Per la Lombardia e le zone rosse istituite in essa, la normativa emergenziale è particolarmente garantistica, dato che vale per un lasso di tempo più ampio: ogni sospensione dei protesti opera infatti a partire dal 22 febbraio 2020. In sintesi, se chi ha emesso un assegno bancario, risultato però impagato tra il 9 marzo ed il 30 aprile nella penisola, non potrà subire protesto in tale periodo, chi vive o compie la sua attività di lavoro in uno dei Comuni inclusi nelle prime zone rosse, potrà contare sul blocco già dal 22 febbraio (e fino al 30 aprile 2020, come in tutti gli altri casi).
Che succede per i beneficiari degli assegni?
Molti si potranno domandare quali sono le conseguenze per coloro che vantano il titolo di credito dell’assegno. Ebbene, i beneficiari degli assegni possono certamente presentarli per il pagamento anche nella citata fase di sospensione, tuttavia essi sono pagati nel giorno di presentazione esclusivamente se sussistono fondi disponibili sul c/c dell’obbligato. Se invece tali fondi non vi sono o non bastano – in virtù della normativa emergenziale – non vale la disciplina ordinaria in tema di protesto e sanzioni collegate. In buona sostanza, ciò comporta che l’istituto di credito non comunicherà neanche il preavviso di revoca all’emissione di titoli; se lo aveva inviato anteriormente, il termine per compiere il pagamento tardivo è posto in sospensione.

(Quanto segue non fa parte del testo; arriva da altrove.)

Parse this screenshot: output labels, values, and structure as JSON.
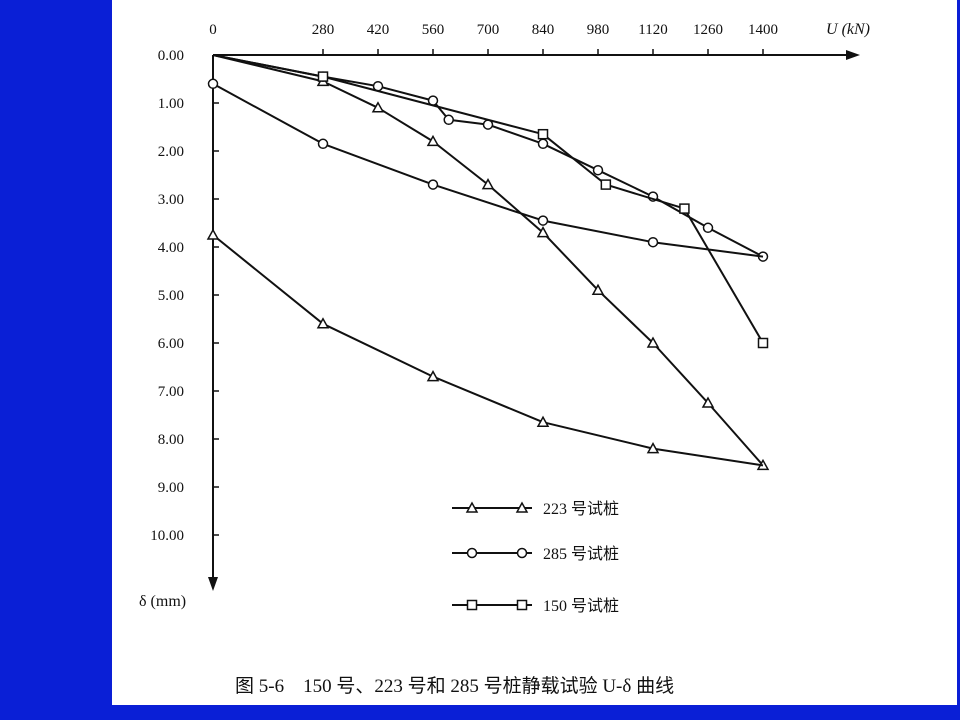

Concludendo, oltrepassato tale lasso di tempo in cui vale il blocco del protesto, gli assegni torneranno nuovamente a dover essere pagati, a partire dal mese di maggio. In pratica, tutti i titoli di credito riacquistano la “protestabilità”, in ipotesi di mancanza di fondi o di assenza o revoca di autorizzazione all’emissione degli assegni bancari, effettuata dall’istituto di credito.